The flagship sector still expects to meet its software exports target of $60 billion (Rs2.38 trillion) and overall software and services revenues of $73-75 billion by 2010, according to a report by industry body Nasscom on Monday. “The Indian IT industry has been rapidly evolving, growth is on track to achieve, if not exceed, the targets for 2010,” said Nasscom head Som Mittal ahead of the group’s three-day meeting in Mumbai starting Wednesday.
But the once red-hot sector that employs some two million workers is showing signs of strains. The Big Three software exporters—Tata Consultancy Services Ltd (TCS), Infosys Technologies Ltd and Wipro Ltd — posted uninspiring third quarter earnings while their shares remain under pressure after trailing the Bombay Stock Exchange’s benchmark index, the Sensex, by more than 40% last year.
In an unprecedented step, the country’s biggest software exporter TCS just cut employee bonuses by 20% to boost its diminishing outsourcing cost edge. TCS made the move after missing its own third quarter margin targets, citing a 12% rise in the rupee over the past year that lowered the local equivalent of every dollar it earned.
Such concerns are expected to be mulled at the Mumbai meet where hundreds of industry delegates, including from the major Indian companies as well as clients from overseas, will gather.
The industry also faces worries of a technology spending slowdown in its main US market, the end of a tax holiday and rising wages and other costs, a lack of skilled professionals and competition from rivals such as the Philippines. India needs to protect its cost advantage and create an educational system that teaches students the skills required for the industry to maintain its competitive edge as an outsourcing site, experts agree.
The IT sector, which accounts for 5% of gross domestic product, is keeping its fingers crossed that it will escape the worst of the US economic woes. In fact, it’s hoping the US credit market crunch could spur more clients to increase the work they farm out to cheaper India firms even as they pare overall technology budgets. “Whenever the world is facing cost pressures or facing a little lower demand, US companies will face the need to take out costs,” Azim Premji, the billionaire chairman of Wipro said recently.

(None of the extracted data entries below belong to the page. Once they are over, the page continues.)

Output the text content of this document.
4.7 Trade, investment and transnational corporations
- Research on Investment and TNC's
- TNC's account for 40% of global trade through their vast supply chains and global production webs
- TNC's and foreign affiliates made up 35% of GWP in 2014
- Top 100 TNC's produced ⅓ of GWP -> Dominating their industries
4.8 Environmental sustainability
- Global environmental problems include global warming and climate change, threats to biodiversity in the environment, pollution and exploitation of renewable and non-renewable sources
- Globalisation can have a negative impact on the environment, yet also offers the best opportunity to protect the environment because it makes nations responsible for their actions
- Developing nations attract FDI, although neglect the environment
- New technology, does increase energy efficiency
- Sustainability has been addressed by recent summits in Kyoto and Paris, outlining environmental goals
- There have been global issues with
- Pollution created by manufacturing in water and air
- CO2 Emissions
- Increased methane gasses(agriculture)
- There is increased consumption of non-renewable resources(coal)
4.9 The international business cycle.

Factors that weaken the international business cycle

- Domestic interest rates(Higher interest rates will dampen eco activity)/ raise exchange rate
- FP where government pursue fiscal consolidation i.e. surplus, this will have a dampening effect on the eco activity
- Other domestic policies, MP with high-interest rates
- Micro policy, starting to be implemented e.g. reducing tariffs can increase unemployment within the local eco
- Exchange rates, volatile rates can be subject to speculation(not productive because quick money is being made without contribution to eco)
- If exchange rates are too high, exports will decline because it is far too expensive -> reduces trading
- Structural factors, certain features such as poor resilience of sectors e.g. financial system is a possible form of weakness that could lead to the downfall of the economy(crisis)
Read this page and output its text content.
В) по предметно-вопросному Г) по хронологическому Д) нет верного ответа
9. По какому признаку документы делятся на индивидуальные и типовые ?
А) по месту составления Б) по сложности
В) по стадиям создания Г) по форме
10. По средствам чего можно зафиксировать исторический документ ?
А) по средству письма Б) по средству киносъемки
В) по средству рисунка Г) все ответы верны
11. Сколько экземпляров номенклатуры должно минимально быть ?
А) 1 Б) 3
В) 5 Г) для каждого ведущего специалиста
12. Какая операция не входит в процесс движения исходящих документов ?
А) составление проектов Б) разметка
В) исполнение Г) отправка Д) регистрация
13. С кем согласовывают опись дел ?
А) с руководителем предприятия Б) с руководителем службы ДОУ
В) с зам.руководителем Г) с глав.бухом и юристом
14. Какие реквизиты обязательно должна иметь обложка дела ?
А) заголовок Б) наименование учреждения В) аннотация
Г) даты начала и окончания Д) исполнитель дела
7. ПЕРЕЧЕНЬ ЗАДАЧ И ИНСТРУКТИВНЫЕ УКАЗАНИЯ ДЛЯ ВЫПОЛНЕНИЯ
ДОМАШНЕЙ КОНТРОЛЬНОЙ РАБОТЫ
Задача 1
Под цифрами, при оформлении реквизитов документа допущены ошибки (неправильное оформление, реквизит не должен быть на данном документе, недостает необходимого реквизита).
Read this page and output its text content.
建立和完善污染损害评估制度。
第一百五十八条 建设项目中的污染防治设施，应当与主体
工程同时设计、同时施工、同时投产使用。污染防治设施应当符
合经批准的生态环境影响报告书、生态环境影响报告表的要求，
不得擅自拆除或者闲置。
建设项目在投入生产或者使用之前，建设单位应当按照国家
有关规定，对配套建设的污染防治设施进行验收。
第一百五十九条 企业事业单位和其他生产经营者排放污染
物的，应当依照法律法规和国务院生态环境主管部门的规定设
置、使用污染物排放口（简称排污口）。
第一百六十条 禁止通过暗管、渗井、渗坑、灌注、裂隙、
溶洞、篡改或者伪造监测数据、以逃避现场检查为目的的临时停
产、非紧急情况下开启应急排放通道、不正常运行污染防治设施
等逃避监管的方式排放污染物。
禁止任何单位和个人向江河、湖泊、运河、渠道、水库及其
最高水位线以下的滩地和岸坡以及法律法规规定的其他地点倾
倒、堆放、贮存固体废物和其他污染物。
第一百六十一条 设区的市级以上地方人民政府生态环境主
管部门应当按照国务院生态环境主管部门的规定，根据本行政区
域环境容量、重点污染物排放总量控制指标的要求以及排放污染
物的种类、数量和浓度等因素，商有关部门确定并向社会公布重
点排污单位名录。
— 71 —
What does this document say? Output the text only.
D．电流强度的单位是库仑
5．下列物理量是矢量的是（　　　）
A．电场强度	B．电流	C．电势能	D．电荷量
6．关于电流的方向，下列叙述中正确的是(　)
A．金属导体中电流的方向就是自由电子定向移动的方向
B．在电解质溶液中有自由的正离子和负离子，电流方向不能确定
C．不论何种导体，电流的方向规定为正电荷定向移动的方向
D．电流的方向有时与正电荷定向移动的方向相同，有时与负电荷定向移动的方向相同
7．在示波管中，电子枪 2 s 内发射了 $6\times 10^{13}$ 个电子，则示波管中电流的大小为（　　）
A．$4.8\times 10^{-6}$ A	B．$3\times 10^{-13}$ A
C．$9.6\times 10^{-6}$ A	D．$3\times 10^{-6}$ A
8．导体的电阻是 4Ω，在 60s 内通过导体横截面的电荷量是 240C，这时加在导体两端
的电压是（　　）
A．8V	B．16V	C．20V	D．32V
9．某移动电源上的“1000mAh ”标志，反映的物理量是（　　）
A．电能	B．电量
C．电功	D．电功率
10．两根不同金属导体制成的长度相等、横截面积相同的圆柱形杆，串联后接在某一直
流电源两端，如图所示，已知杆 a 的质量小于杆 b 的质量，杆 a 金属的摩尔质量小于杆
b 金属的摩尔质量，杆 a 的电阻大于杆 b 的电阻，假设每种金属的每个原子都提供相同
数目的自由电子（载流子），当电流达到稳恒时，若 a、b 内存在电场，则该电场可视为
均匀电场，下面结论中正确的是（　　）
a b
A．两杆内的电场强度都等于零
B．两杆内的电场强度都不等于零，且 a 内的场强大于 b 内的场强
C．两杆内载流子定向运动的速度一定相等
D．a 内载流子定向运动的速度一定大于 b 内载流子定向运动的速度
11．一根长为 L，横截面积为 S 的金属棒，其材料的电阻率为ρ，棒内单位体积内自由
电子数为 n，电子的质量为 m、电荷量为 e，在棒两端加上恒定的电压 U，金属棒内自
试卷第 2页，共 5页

Some Wipro clients have cut IT spending but that does not “automatically mean their outsourcing and offshoring budgets are going to slow,” said Girish Paranjpe, a Wipro executive. “Sometimes it gives more impetus, rather than less, to do more offshore” to cut costs, he said.
However, clients are expected to hold off on long-gestation IT projects that will not generate immediate returns.
“What is of concern is uncertainty — that’s when people start sitting on the fence on (business) decisions,” Premji said.